Pipe Dream: Coursier "Solve"

What follows is part brain-dump, part RFC, and part “somebody please do this because dear god I need it but I don’t have enough time”. Happy for this to exist somewhere else if the maintainers prefer, but I thought it made sense here.

Problem

You depend on a set of libraries. Let’s say the following:

• Http4s
• Redis4Cats
• Monix Catnap
• Ciris
• Pick any two of the fifty things in the Davenportverse
• Fs2

(to be clear, these are your direct, stated dependencies in your build.sbt)

You want to upgrade any one of these. For example, assume http4s. However, upgrading one results in the other now depending on an old version of something transitive. Maybe catnap is now broken because http4s pulls in a newer version of Cats Effect, or conversely maybe there’s a better version of Cats Effect that can be grabbed and explicitly evicted to. Upgrading http4s potentially messes up downstream things, such as almost anything in the Davenportverse, so that’s a concern.

It’s very complicated and hard, and ultimately requires a relatively expert-level knowledge of the ecosystem and its transitive dependencies (and who happens to be maintaining bincompat and who isn’t!) in order to figure it all out. It’s also very time consuming to do by hand.

To be clear, this problem generalizes to any polyrepo distribution system. Companies which use polyrepos actually feel this problem far more acutely than the public ecosystem (believe me…). This, in a nutshell, represents the strongest objective argument against an extensible ecosystem: it’s incredibly difficult to identify “compatible sets”.

Possible Solution

What if we could just… ask Coursier? Think about something like this (literally making up syntax here):

$ coursier solve --scala 2.13 org.http4s::http4s-server org.typelevel::cats-effect:2.2.0 dev.profunktor::redis4cats-effects 'co.fs2::fs2-io:2.[3,)'

Imagine if Coursier then would spit out the most recent, maximally-compatible set of dependencies, ideally in a way that can be copy/pasted into a libraryDependencies declaration. The idea here is that we’re expressing a set of constraints (note the missing versions). We want these things, some of which with this specific version, some with an Ivy range, and some without any version at all, and we want the solver to figure out what our ideal build configuration should be in order to ensure everything is mutually compatible but also upgraded as far as possible.

Additionally, note the Scala version is explicitly included here. This is partially for convenience (so we can use the fictional :: notation), but also so that Coursier can find versions which comply with our version. Not everyone is on the latest Scala, and sorting out compatible sets on older versions while upgrading as much as possible is a massively non-trivial problem, particularly when libraries like Circe have conditional dependencies that jump between breaking lines and other non-linear things.

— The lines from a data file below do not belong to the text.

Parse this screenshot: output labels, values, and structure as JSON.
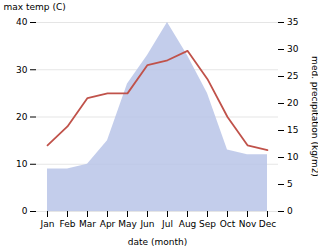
{
  "chart_data": {
    "type": "line",
    "xlabel": "date (month)",
    "ylabel": "max temp (C)",
    "y2label": "med. precipitation (kg/m2)",
    "categories": [
      "Jan",
      "Feb",
      "Mar",
      "Apr",
      "May",
      "Jun",
      "Jul",
      "Aug",
      "Sep",
      "Oct",
      "Nov",
      "Dec"
    ],
    "series": [
      {
        "type": "area",
        "color": "#b8c4e8",
        "values": [
          9,
          9,
          10,
          15,
          27,
          33,
          40,
          33,
          25,
          13,
          12,
          12
        ]
      },
      {
        "type": "line",
        "color": "#c0524a",
        "values": [
          14,
          18,
          24,
          25,
          25,
          31,
          32,
          34,
          28,
          20,
          14,
          13
        ]
      }
    ],
    "ylim": [
      0,
      40
    ],
    "yticks": [
      0,
      10,
      20,
      30,
      40
    ],
    "y2lim": [
      0,
      35
    ],
    "y2ticks": [
      0,
      5,
      10,
      15,
      20,
      25,
      30,
      35
    ],
    "grid": true
  }
}
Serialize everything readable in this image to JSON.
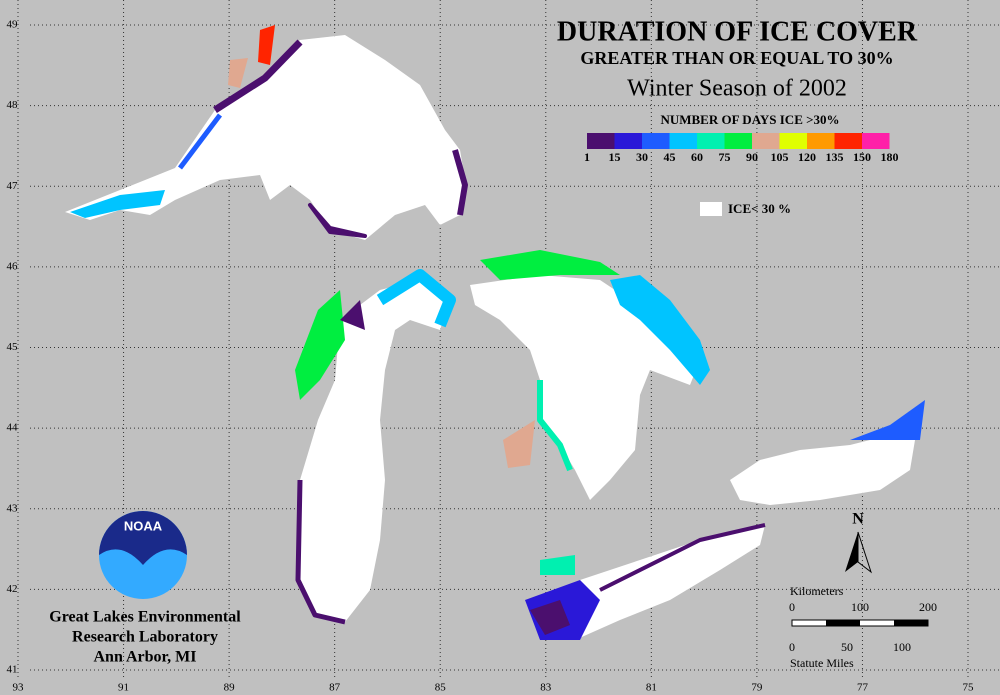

Obviously this isn’t possible right now. But I think it could be.

Implementation

There are a couple things that would be needed for this. The most obvious one is some assumptions about declared compatibility in versioning. Coursier already defaults to Ivy’s eviction rules on this one, and I think that’s fair, but it should be overridable on a per-artifact basis. For example, Cats Effect is fully binary compatible within its major lines, and additionally happens to be binary compatible between 1.x and 2.x (Cats is as well), and it should be possible to declare this somewhere in a fashion that all users have access to it. Ideally this would just be in the POMs, but we can’t necessarily do that, so some external metadata mechanism is probably necessary. This wouldn’t need to be in MVP, but it would be helpful.

The biggest piece though is the solver itself. From what I remember from the last time I looked into this, Coursier’s resolver is almost powerful enough to do this, save for one critical piece: it doesn’t support backtracking. Coursier’s resolver isn’t a general constraint solver, it’s just a straightforward iteration algorithm that attempts to resolve conflicts by evicting forward. This is entirely sufficient to replace Ivy in sbt, but it’s not enough to achieve this idea.

However, I don’t think it would be hard to make it enough. Constraint solvers honestly aren’t that hard to write (stick your constraints into a set, then iterate on that set until you either instantiate every variable or you complete an iteration without making any changes), and implementing this would greatly extend Coursier’s capabilities and allow it to fill this critical and glaring need within the ecosystem.